I tesorieri di An finiscono sotto processo

I panni sporchi si lavano in casa. E di una casa prestigiosa, quella di Montecarlo, si discuterà animatamente quest’oggi in una riunione fra parlamentari di Alleanza nazionale che grazie ai silenzi di Gianfranco Fini, e ai misteri della vendita dell’appartamento monegasco in cui vive il «cognato» del fondatore di An, sul punto si ritroveranno su posizioni antitetiche. Proprio per fare il punto sul patrimonio immobiliare del partito (incluso l’immobile dei misteri al 14 di Boulevard Princess Charlotte) in giornata si daranno battaglia i nove garanti del comitato di gestione più il senatore Francesco Pontone, presidente del comitato, una sorta di amministratore delegato senza poteri di voto, attore principale dell’affaire immobiliare anche se lo stesso, fino a ieri, tutto ha fatto tranne che prestarsi a chiarire i contorni di una vicenda sempre più complicata.

Di qua del tavolo ci saranno tre finiani: Egidio Digilio, Enzo Raisi e quel Donato Lamorte che sull’appartamento di Montecarlo (da lui visitato personalmente nel 2000 subito dopo la morte della contessa Anna Maria Colleoni proprietaria della casa ereditata dal partito) ha riferito ripetutamente ai giornali cose, diciamo così, poco precise. Di là, invece, sfileranno i parlamentari del Pdl Antonio Caruso, Pierfrancesco Gamba, Maurizio Leo, Francesco Biava, Roberto Petri e Peppino Valentino.

La riunione del comitato dei garanti rischia di diventare un passaggio cruciale dell’affaire immobiliare che si dipana, fra strade tortuose, lungo l’invisibile asse dei paradisi fiscali che un partito della repubblica, come quello cui faceva riferimento il nuovo paladino della legalità, non dovrebbe frequentare. Sia l’onorevole Donato Lamorte che il senatore Francesco Pontone, finiani di ferro, saranno chiamati a dire la loro, a esibire carte, pezze d’appoggio, giustificativi a una compravendita diventata un gran pasticcio politico, finanziario, familiare.
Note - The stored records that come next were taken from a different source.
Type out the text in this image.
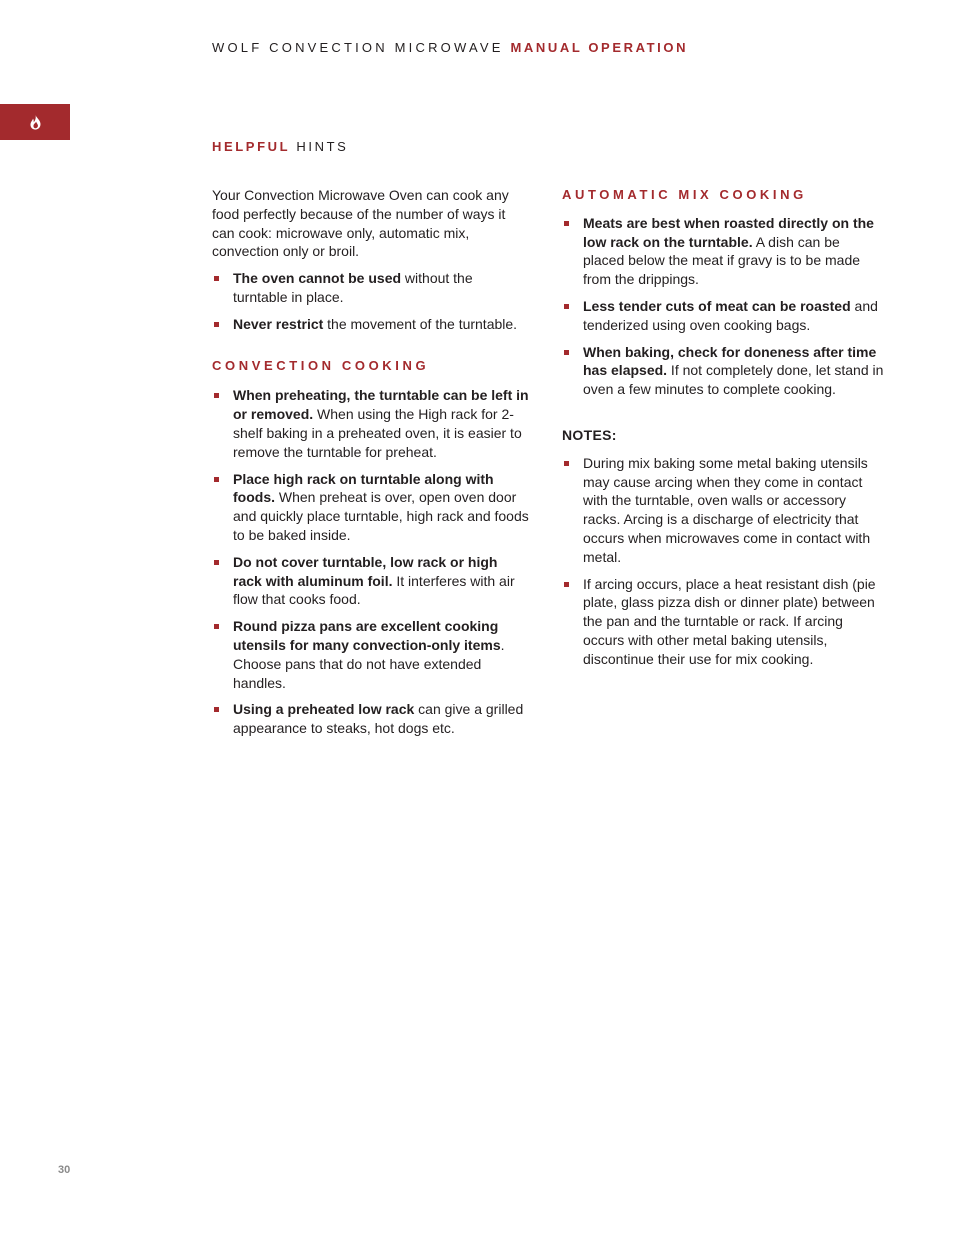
WOLF CONVECTION MICROWAVE MANUAL OPERATION
HELPFUL HINTS

Your Convection Microwave Oven can cook any food perfectly because of the number of ways it can cook: microwave only, automatic mix, convection only or broil.

The oven cannot be used without the turntable in place.
Never restrict the movement of the turntable.
CONVECTION COOKING
When preheating, the turntable can be left in or removed. When using the High rack for 2-shelf baking in a preheated oven, it is easier to remove the turntable for preheat.
Place high rack on turntable along with foods. When preheat is over, open oven door and quickly place turntable, high rack and foods to be baked inside.
Do not cover turntable, low rack or high rack with aluminum foil. It interferes with air flow that cooks food.
Round pizza pans are excellent cooking utensils for many convection-only items. Choose pans that do not have extended handles.
Using a preheated low rack can give a grilled appearance to steaks, hot dogs etc.
AUTOMATIC MIX COOKING
Meats are best when roasted directly on the low rack on the turntable. A dish can be placed below the meat if gravy is to be made from the drippings.
Less tender cuts of meat can be roasted and tenderized using oven cooking bags.
When baking, check for doneness after time has elapsed. If not completely done, let stand in oven a few minutes to complete cooking.
NOTES:
During mix baking some metal baking utensils may cause arcing when they come in contact with the turntable, oven walls or accessory racks. Arcing is a discharge of electricity that occurs when microwaves come in contact with metal.
If arcing occurs, place a heat resistant dish (pie plate, glass pizza dish or dinner plate) between the pan and the turntable or rack. If arcing occurs with other metal baking utensils, discontinue their use for mix cooking.
30
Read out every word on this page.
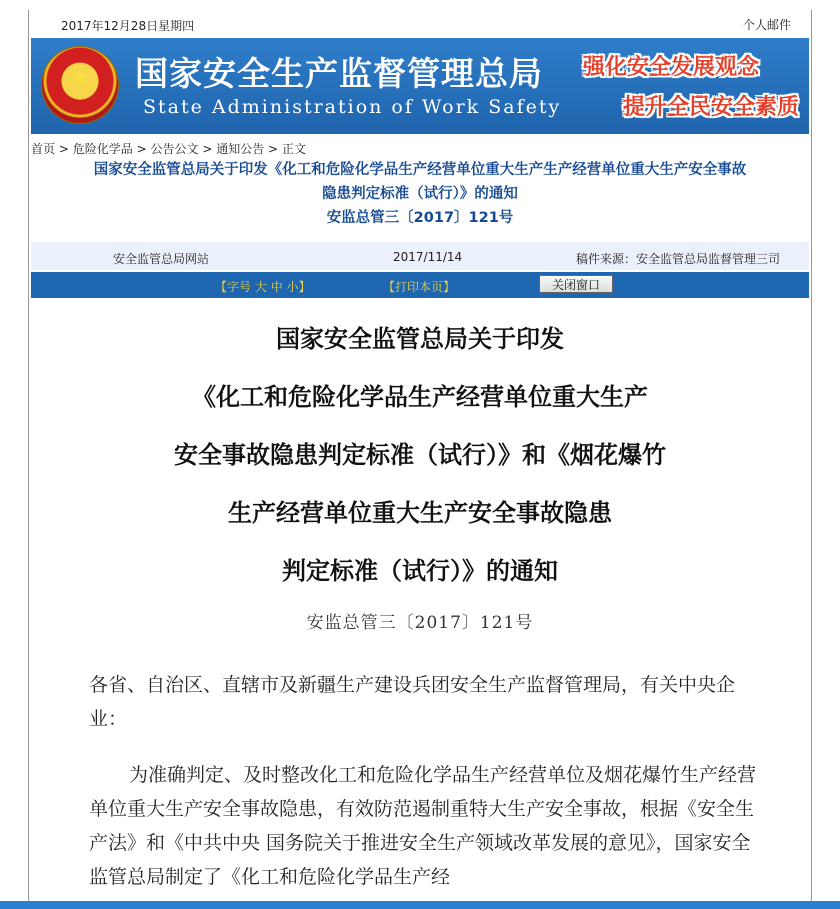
2017年12月28日星期四	个人邮件
★	国家安全生产监督管理总局
State Administration of Work Safety
强化安全发展观念
提升全民安全素质
首页 > 危险化学品 > 公告公文 > 通知公告 > 正文
国家安全监管总局关于印发《化工和危险化学品生产经营单位重大生产生产经营单位重大生产安全事故
隐患判定标准（试行）》的通知
安监总管三〔2017〕121号
安全监管总局网站	2017/11/14	稿件来源：安全监管总局监督管理三司
【字号 大 中 小】	【打印本页】	关闭窗口
国家安全监管总局关于印发
《化工和危险化学品生产经营单位重大生产
安全事故隐患判定标准（试行）》和《烟花爆竹
生产经营单位重大生产安全事故隐患
判定标准（试行）》的通知
安监总管三〔2017〕121号

各省、自治区、直辖市及新疆生产建设兵团安全生产监督管理局，有关中央企业：

为准确判定、及时整改化工和危险化学品生产经营单位及烟花爆竹生产经营单位重大生产安全事故隐患，有效防范遏制重特大生产安全事故，根据《安全生产法》和《中共中央 国务院关于推进安全生产领域改革发展的意见》，国家安全监管总局制定了《化工和危险化学品生产经
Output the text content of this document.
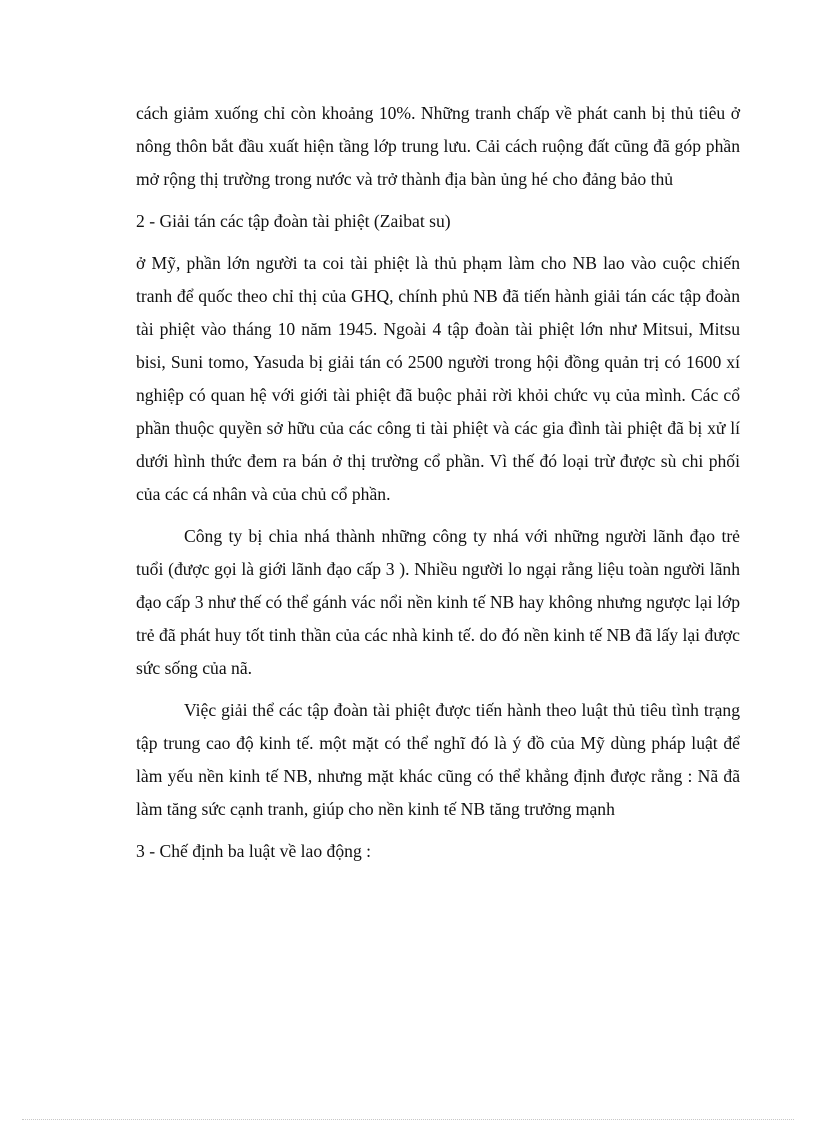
cách giảm xuống chỉ còn khoảng 10%. Những tranh chấp về phát canh bị thủ tiêu ở nông thôn bắt đầu xuất hiện tầng lớp trung lưu. Cải cách ruộng đất cũng đã góp phần mở rộng thị trường trong nước và trở thành địa bàn ủng hé cho đảng bảo thủ

2 - Giải tán các tập đoàn tài phiệt (Zaibat su)

ở Mỹ, phần lớn người ta coi tài phiệt là thủ phạm làm cho NB lao vào cuộc chiến tranh để quốc theo chỉ thị của GHQ, chính phủ NB đã tiến hành giải tán các tập đoàn tài phiệt vào tháng 10 năm 1945. Ngoài 4 tập đoàn tài phiệt lớn như Mitsui, Mitsu bisi, Suni tomo, Yasuda bị giải tán có 2500 người trong hội đồng quản trị có 1600 xí nghiệp có quan hệ với giới tài phiệt đã buộc phải rời khỏi chức vụ của mình. Các cổ phần thuộc quyền sở hữu của các công ti tài phiệt và các gia đình tài phiệt đã bị xử lí dưới hình thức đem ra bán ở thị trường cổ phần. Vì thế đó loại trừ được sù chi phối của các cá nhân và của chủ cổ phần.

Công ty bị chia nhá thành những công ty nhá với những người lãnh đạo trẻ tuổi (được gọi là giới lãnh đạo cấp 3 ). Nhiều người lo ngại rằng liệu toàn người lãnh đạo cấp 3 như thế có thể gánh vác nổi nền kinh tế NB hay không nhưng ngược lại lớp trẻ đã phát huy tốt tinh thần của các nhà kinh tế. do đó nền kinh tế NB đã lấy lại được sức sống của nã.

Việc giải thể các tập đoàn tài phiệt được tiến hành theo luật thủ tiêu tình trạng tập trung cao độ kinh tế. một mặt có thể nghĩ đó là ý đồ của Mỹ dùng pháp luật để làm yếu nền kinh tế NB, nhưng mặt khác cũng có thể khẳng định được rằng : Nã đã làm tăng sức cạnh tranh, giúp cho nền kinh tế NB tăng trưởng mạnh

3 - Chế định ba luật về lao động :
E giudiziario, se è vero che l’ex esponente di An, Francesco Storace, della vicenda ha interessato la magistratura.

Questa di domani, sulla carta, doveva essere una coda della riunione precedente, voluta per definire l’ordinaria amministrazione e i campi d’azione del comitato di gestione. Una riunione fissata in tempi non sospetti, cioè ben prima che affiorasse lo scandalo di Montecarlo e che nelle intenzioni dei garanti sarebbe dovuta servire a discutere degli aspetti tecnici dell’immenso patrimonio di Alleanza nazionale. Ovviamente adesso terrà banco la compravendita dell’immobile monegasco a una società off-shore dei Caraibi che l’ha rivenduta ad un’altra società off-shore che l’ha poi affittata al «cognato» di Gianfranco Fini. Un’alienazione a un prezzo più basso rispetto alle stime di mercato (appena 300mila euro), addirittura di un milione e duecentomila euro inferiore se uno va a confrontarlo con quello rifiutato dal partito quando a proporlo era stato, nel 2005, uno dei condòmini del palazzo in cui vive Giancarlo Tulliani, fratello di Elisabetta, compagna di Fini. La vicenda dell’appartamento di Montecarlo entra di diritto in cima all’ordine del giorno della riunione del comitato.

Le rivelazioni del Giornale impongono chiarimenti immediati ed esaustivi.

E se Lamorte e Pontone fin qui hanno detto, e non detto, tutto e il contrario di tutto, difficilmente potranno concedere il bis ai colleghi del comitato di gestione interessati a capire se è stato depauperato il patrimonio di An svendendone un pezzo pregiato a una società che ha sede in un paradiso fiscale tenuto sotto stretta osservazione dall’Ocse per il riciclaggio internazionale. Il fatto che adesso l’appartamento lo occupi, in affitto, il «cognato» del presidente della Camera, è un dettaglio che al comitato non interessa. Al Comitato no, al Giornale e all’opinione pubblica sì.